Unmet Dental Needs and Barriers to Care for Children with Significant Special Health Care Need
Authors: Nelson et al.
Pediatric Dentistry Vol 33 Jan/Feb 2011
Resident: Margaret Maclin
Purpose: The first known large scale survey of parents of children with special health care needs to determine their child’s: oral health status; access to dental care; perceived environmental and non environmental barriers; and oral health quality of life, accounting for each child’s medical diagnosis and severity of diagnosis.
Methods: A survey was written by 15 private dentists and the Massachusetts DPH task force on CSHCN which contained 72 questions. The survey contained items on medical diagnosis, description of condition, dental care status - including unmet needs, dental care access, dental care- emergency, general dentistry, pediatric dental specialty care, other specialty care, and hospitalization, dental care transition into adulthood, barriers to dental care; quality of life, background and demographics. The survery was translated into English and Spanish and sent to 3760 families containing children with SHCN.

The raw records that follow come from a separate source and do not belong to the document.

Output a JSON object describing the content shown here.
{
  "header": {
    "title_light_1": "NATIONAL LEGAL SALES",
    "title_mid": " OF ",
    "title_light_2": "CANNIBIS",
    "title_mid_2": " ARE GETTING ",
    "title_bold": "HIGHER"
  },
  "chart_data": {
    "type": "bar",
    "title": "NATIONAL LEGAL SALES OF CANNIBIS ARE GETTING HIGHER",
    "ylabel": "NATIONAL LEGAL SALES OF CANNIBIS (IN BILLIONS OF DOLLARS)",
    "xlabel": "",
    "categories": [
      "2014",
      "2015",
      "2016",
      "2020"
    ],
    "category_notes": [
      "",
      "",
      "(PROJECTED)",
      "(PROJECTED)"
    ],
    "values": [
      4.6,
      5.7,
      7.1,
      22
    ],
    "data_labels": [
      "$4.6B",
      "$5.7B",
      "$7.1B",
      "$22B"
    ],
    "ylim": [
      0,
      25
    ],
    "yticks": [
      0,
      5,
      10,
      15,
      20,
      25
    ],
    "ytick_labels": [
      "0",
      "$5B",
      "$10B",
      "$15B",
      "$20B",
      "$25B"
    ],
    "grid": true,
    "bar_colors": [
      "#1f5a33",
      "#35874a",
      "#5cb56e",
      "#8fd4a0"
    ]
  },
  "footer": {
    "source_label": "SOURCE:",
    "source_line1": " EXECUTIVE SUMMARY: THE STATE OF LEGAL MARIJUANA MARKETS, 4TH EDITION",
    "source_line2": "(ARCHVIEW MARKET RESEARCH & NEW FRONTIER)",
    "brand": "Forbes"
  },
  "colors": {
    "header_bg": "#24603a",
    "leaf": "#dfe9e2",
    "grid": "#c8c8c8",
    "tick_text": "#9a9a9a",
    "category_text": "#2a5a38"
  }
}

- 1,128 surveys were completed.
- More than 90% of the children had seen a dentist within the past year.
- 66% saw a pediatric dentist.
- 21% needed intense behavioral intervention.

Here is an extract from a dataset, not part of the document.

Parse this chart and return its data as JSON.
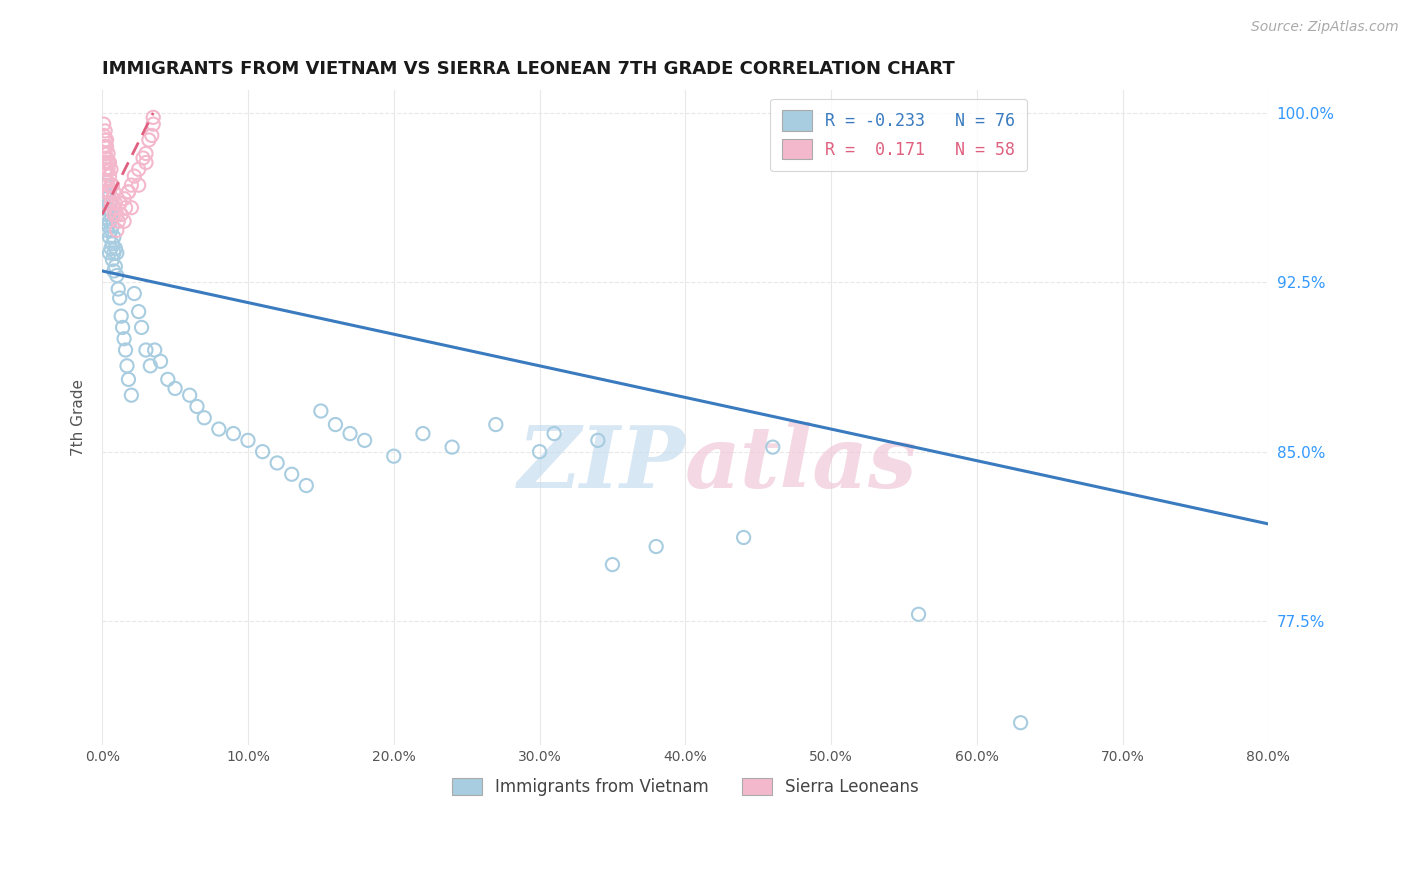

- Most families had high education, private dental insurance, and above average incomes, 20% of CSHCN had an unmet dental need.
- Children with Craniofacial anomalies had twice as many unmet needs and children with cystic fibrosis had fewer unmet needs.
- Children with cerebral palsy, autism, developmental delay and down syndrome had more aversions to dental treatment, more treatment complications due to medical conditions and more difficulty finding a dentist willing to provide care.
- Children with cystic fibrosis, metabolic disorders and hemophilia had the fewest barriers to care.
Assessment: Its important to note that there are sub pockets of CSHCN that are at higher risk for having unmet dental needs and not just CSHCN as a whole population. Significant influencing factor that was not addressed was diet with these particular children. And the difference between unmet dental needs: first time treatment versus unmet dental needs: recurrent decay or new cavitations.